De acuerdo con el cálculo de la doctora Irene de Ávila, una de las autoridades mundiales en Física Nuclear, cada año se producen en el LHC miles de partículas de un nuevo estado de la materia, denominado por los expertos «materia extraña». En su celebrado best seller «Armagedón», el destacado filósofo sir James Reeves menciona la posibilidad de que estas partículas, o «burbujas extrañas», puedan reaccionar con la materia ordinaria y así iniciar una reacción en cadena capaz de aniquilar el planeta…
Por si fuera poco, venía una foto de ella, posando frente al reloj de flores, en un recuadro, bajo el cual se resumía su curriculum. Irene recordaba que Matthieu se había llegado a enfadar con Corinne, que insistía en posar con ella.
—Vous désirez, madame?
La dependienta, con cara de pocos amigos. Irene agitó el periódico, pidió aspirinas, le tendió un billete de diez francos y salió a toda prisa sin esperar el cambio.
* * *
Al igual que el resto de las tiendas del abigarrado Bazar, la relojería era un local pequeño y abarrotado de objetos que ocupaban cada milímetro cuadrado de la escasa superficie disponible. Relojes de todo tipo y tamaño se arracimaban como frutas exóticas en mostradores y perchas colgantes. Plástico japonés, modelos vetustos de corona rectangular y correa de cuero, imitaciones de productos de marca, radios, reproductores de música y pequeños electrodomésticos. Cuando le tendió su Rolex, Esfandiari lo estudió un rato con la expresión embelesada de un catador de vinos frente a un caldo con solera antes de desaparecer en la trastienda.
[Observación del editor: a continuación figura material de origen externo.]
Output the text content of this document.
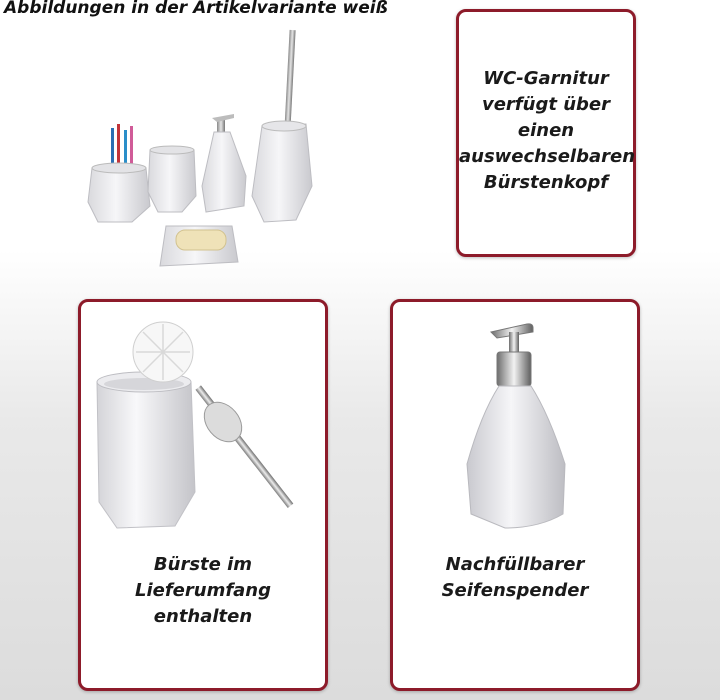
Abbildungen in der Artikelvariante weiß
WC-Garnitur
verfügt über
einen
auswechselbaren
Bürstenkopf
Bürste im
Lieferumfang
enthalten
Nachfüllbarer
Seifenspender
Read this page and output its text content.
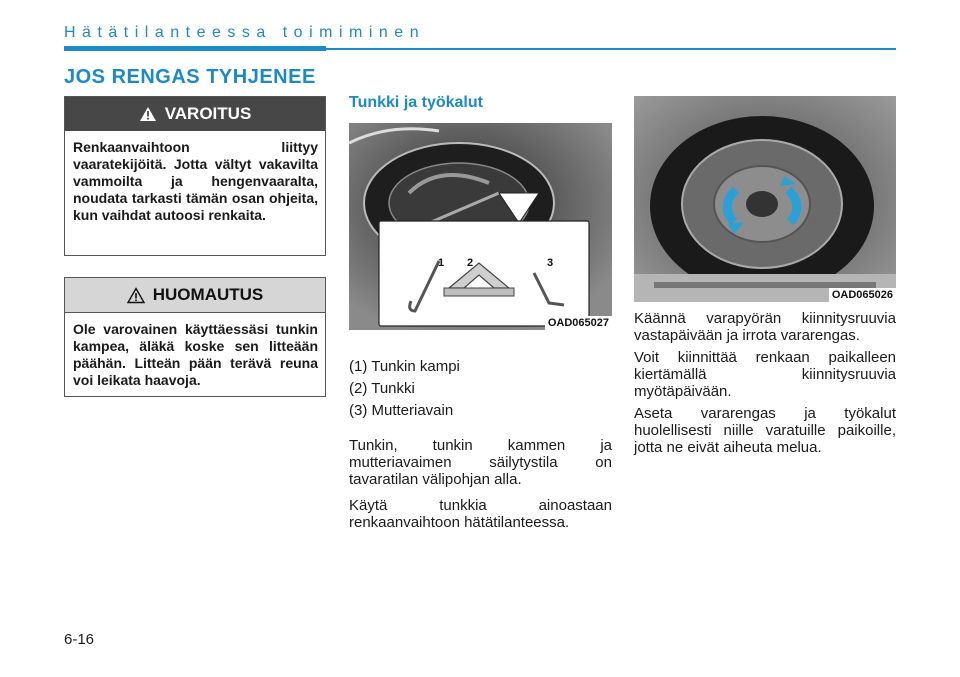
Hätätilanteessa toimiminen
JOS RENGAS TYHJENEE
VAROITUS
Renkaanvaihtoon liittyy vaaratekijöitä. Jotta vältyt vakavilta vammoilta ja hengenvaaralta, noudata tarkasti tämän osan ohjeita, kun vaihdat autoosi renkaita.
HUOMAUTUS
Ole varovainen käyttäessäsi tunkin kampea, äläkä koske sen litteään päähän. Litteän pään terävä reuna voi leikata haavoja.
Tunkki ja työkalut
1 2	3
OAD065027
(1) Tunkin kampi
(2) Tunkki
(3) Mutteriavain
Tunkin, tunkin kammen ja mutteriavaimen säilytystila on tavaratilan välipohjan alla.
Käytä tunkkia ainoastaan renkaanvaihtoon hätätilanteessa.
OAD065026
Käännä varapyörän kiinnitysruuvia vastapäivään ja irrota vararengas.
Voit kiinnittää renkaan paikalleen kiertämällä kiinnitysruuvia myötäpäivään.
Aseta vararengas ja työkalut huolellisesti niille varatuille paikoille, jotta ne eivät aiheuta melua.
6-16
—Vuelva dentro de un par de horas —le pidió.
Mientras Esfandiari se ocupaba de su reloj, Héctor localizó el restaurante donde había quedado para cenar con Arash y su novia, una muchacha tímida, de bellos ojos, con un poco de acné en las mejillas, llamada Nasim. Le habían prometido llevarle a un restaurante tradicional. Colchones sobre un suelo alfombrado en lugar de mesas, comida servida en bandejas plateadas, abundante y no demasiado variada —los inevitables kebab y las infinitas variantes del yogur y la berenjena componían el noventa por ciento de la carta—. En las paredes se apretujaban cuadros, tapices, lámparas, telas multicolores. Un grupo de tres músicos se afanaban con dos instrumentos de cuerda parecidos a guitarras y una especie de larga flauta sin boquilla. Los jóvenes ya le aguardaban, instalados en unos de los colchones próximos a la pequeña orquesta.
—Música tradicional persa —dijo Arash, señalando a los intérpretes con orgullo.
Era una melodía extraña, ligeramente disonante, monótona, casi hipnótica. El intenso aroma a especias, la decoración recargada, la profusión de colores contribuían a exagerar una rara sensación de bienestar. Se sentía un poco ebrio, como si la simple atmósfera del restaurante pudiera suplantar al inexistente alcohol. Comieron la famosa ensalada de Shiraz, bebieron té y la bebida nacional a base de yogur, el dug. Nasim no tardó en apoderarse de la conversación.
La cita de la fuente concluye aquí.